Der Wolf hetzt die Meute

Clint Eastwood hat gerade erst in seinem vierten „Dirty Harry“-Abenteuer einmal mehr demonstrieren dürfen, was für ein harter Hund er ist, da gibt er ein Jahr später in „Der Wolf hetzt die Meute“ (1984) eine ganz andere Art von Cop, der nicht nur versucht, einen Serienmörder dingfest zu machen, sondern auch als alleinerziehender seinen beiden Töchtern ein guter Vater zu sein.
Bei der Mordkommission von New Orleans hat es Wes Block (Clint Eastwood) mit einem psychopathischen Frauenmörder zu tun, der es im French Quarter der Stadt vor allem auf Prostituierte abgesehen hat. Da der geschiedene und alleinerziehende Cop sich selbst in diesem Milieu herumtreibt, um seine sadomasochistischen Phantasien auszuleben, gerät er selbst als Verdächtiger in den Fokus. Zum Glück bietet ihm die selbstbewusste Kollegin Beryl Thibodeaux (Geneviève Bujold) vom Sittendezernat ihre Unterstützung bei den Ermittlungen an. Block ist nicht nur fasziniert davon, wie die taffe Frau ein Selbstverteidigungszentrum für Frauen leitet, sondern ihm durch ihre gute Beziehungen zum Bürgermeister den Rücken freihalten kann.

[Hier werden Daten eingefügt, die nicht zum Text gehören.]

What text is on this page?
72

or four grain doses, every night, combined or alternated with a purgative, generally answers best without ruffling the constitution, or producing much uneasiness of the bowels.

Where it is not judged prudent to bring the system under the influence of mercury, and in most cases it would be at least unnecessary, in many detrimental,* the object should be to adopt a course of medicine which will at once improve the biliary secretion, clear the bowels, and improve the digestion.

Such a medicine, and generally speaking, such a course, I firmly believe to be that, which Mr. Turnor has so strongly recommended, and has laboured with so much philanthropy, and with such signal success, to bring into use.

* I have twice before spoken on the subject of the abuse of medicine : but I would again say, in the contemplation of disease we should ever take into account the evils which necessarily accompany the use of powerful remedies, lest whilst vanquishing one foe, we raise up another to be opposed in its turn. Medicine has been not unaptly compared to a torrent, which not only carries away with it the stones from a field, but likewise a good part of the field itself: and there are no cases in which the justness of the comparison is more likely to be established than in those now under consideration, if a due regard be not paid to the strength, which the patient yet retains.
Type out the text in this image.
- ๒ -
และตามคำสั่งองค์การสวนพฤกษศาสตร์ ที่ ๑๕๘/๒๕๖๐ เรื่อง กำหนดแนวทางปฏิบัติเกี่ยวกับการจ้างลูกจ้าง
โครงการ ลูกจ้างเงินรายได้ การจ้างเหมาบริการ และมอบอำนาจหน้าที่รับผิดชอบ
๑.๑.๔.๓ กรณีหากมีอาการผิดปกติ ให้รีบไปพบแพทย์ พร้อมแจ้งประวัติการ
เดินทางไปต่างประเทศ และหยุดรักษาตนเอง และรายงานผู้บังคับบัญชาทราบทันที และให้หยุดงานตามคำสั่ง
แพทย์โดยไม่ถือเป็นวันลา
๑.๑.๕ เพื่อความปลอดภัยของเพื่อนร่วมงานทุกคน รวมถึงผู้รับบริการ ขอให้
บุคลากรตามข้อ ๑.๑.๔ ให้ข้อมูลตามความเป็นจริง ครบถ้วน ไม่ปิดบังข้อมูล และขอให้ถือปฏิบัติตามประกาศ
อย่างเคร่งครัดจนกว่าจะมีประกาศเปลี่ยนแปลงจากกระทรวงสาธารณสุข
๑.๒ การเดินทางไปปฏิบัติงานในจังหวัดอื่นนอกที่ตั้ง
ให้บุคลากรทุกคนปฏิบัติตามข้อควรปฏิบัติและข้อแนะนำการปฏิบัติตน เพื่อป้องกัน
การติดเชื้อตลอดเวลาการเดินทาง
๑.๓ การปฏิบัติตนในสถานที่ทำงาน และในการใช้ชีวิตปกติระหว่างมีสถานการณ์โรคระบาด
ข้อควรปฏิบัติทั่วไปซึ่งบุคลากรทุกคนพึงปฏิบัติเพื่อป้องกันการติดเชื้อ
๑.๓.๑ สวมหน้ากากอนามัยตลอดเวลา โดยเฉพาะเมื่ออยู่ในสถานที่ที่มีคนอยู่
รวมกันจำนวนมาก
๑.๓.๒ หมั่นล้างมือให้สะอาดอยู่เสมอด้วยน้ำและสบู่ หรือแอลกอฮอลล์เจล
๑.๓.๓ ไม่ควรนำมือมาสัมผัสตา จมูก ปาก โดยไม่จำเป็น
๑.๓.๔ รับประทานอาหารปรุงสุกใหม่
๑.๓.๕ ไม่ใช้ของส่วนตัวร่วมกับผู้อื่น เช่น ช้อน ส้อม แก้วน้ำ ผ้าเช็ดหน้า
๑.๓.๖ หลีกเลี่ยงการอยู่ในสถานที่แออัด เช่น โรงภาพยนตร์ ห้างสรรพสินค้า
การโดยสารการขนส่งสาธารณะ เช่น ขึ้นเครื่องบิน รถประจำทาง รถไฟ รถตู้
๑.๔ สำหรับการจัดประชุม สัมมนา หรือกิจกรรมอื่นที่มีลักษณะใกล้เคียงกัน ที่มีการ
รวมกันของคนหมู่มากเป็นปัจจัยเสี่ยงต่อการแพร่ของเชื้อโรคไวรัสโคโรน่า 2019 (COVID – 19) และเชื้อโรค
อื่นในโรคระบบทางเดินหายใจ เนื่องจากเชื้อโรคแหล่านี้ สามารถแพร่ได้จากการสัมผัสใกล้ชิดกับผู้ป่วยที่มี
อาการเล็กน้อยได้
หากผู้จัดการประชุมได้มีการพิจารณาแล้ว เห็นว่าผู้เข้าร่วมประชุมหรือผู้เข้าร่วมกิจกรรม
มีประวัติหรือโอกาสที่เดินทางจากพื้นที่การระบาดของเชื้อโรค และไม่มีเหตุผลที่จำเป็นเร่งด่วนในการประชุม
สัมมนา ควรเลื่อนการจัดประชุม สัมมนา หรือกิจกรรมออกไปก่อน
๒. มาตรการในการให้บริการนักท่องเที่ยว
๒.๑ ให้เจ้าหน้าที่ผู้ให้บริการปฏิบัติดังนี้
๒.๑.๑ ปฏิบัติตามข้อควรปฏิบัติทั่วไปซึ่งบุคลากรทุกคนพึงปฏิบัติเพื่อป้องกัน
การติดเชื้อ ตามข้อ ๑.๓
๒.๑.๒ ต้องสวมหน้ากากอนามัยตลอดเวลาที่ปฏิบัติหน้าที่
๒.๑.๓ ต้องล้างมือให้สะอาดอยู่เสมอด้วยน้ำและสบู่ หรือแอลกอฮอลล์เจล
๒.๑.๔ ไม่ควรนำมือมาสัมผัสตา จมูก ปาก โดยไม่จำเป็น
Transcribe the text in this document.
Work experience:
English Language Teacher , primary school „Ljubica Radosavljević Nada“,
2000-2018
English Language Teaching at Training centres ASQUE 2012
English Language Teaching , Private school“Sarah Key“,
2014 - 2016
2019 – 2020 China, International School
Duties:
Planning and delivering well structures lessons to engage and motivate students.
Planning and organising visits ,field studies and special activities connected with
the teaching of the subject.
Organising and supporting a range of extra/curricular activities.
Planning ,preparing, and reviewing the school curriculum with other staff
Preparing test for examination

Zwar können Block, sein Kollege Molinari (Dan Hedaya) und die Leute von der Forensik bestimmte Fasern und Zahnabdrücke bei den Opfern festmachen, aber konkrete Hinweise auf den Täter bietet erst die Spur zu einer Brauerei, während der Killer seine Opfer immer dichter an Blocks persönlichen Umfeld herum aussucht. Offensichtlich hat der Killer noch eine offene Rechnung mit Block zu begleichen …
Gleich zu Beginn macht Drehbuchautor und Regisseur Richard Tuggle (der zuvor das Drehbuch zu Don Siegels „Flucht von Alcatraz“ mit Eastwood in der Hauptrolle geschrieben hatte) deutlich, dass es das Publikum in „Der Wolf hetzt die Meute“ mit einem anderen Clint Eastwood als in „Dirty Harry“ zu tun hat, spielt er doch mit seinen beiden Töchtern (Alison Eastwood, Jenny Beck) und den Hunden. Block hat alle Mühe, sich sowohl um seine beiden minderjährigen Töchter zu kümmern, als auch seinen Job gut zu machen. Für eine Beziehung bleibt ohnehin keine Zeit mehr, weshalb sich Block auf kurze Besuche bei Prostituierten beschränkt.
Während die Ermittlungen lange Zeit kaum Fortschritte machen, nimmt sich Tuggle viel Zeit, das Milieu zu beschreiben, in dem die Opfer ihr Zuhause hatten und in dem Block und auch Thibodeaux zu tun haben, aber auch die Beziehung, die sich zwischen Block und der emanzipierten Kollegin entwickelt. Ebenso wie zwei Jahre später in „Heartbreak Ridge“ gibt die Haupthandlung hier nur den Rahmen für die persönlichen Konflikte, die Eastwoods Figur mit den Frauen in seinem Leben herumträgt. Die ungewöhnliche Verletzlichkeit, die Eastwoods Figuren in beiden Filmen demonstriert, gehört zu ihren größten Überraschungen, aber auch zu ihren Stärken. Die Krimi-Handlung von „Der Wolf hetzt die Meute“ orientiert sich nämlich noch stark an den Krimis der 60er und 70er Jahre, bietet viel nackte Haut, aber kaum Spannung. Die zieht erst zum Finale an, wenn Block nicht nur sein Zuhause schützen muss, sondern auch den Täter fest im Blick hat.
Zwar führt Tuggle die Regie, doch weist sich „Der Wolf hetzt die Meute“ eindeutig als Eastwood-Produktion aus, sind doch seine vertrauten Weggefährten Bruce Surtees (Kamera), Lennie Niehaus (Musik) und Wayne Van Horn (Stunts) mit von der Partie.
In der umfangreichen Eastwood-Filmografie nimmt „Der Wolf hetzt die Meute“ keine überragende Stellung ein, ist aber durch den abrupten Imagewechsel, den Eastwood vom zynischen Drauf- und Einzelgänger zu einem mitfühlenden Familienmenschen vollzieht, noch immer bemerkenswert und gewinnt durch die starke Rolle, die Geneviève Bujold („Coma“, „Schwarzer Engel“) an der Seite von Eastwood verkörpert, eine Sonderstellung.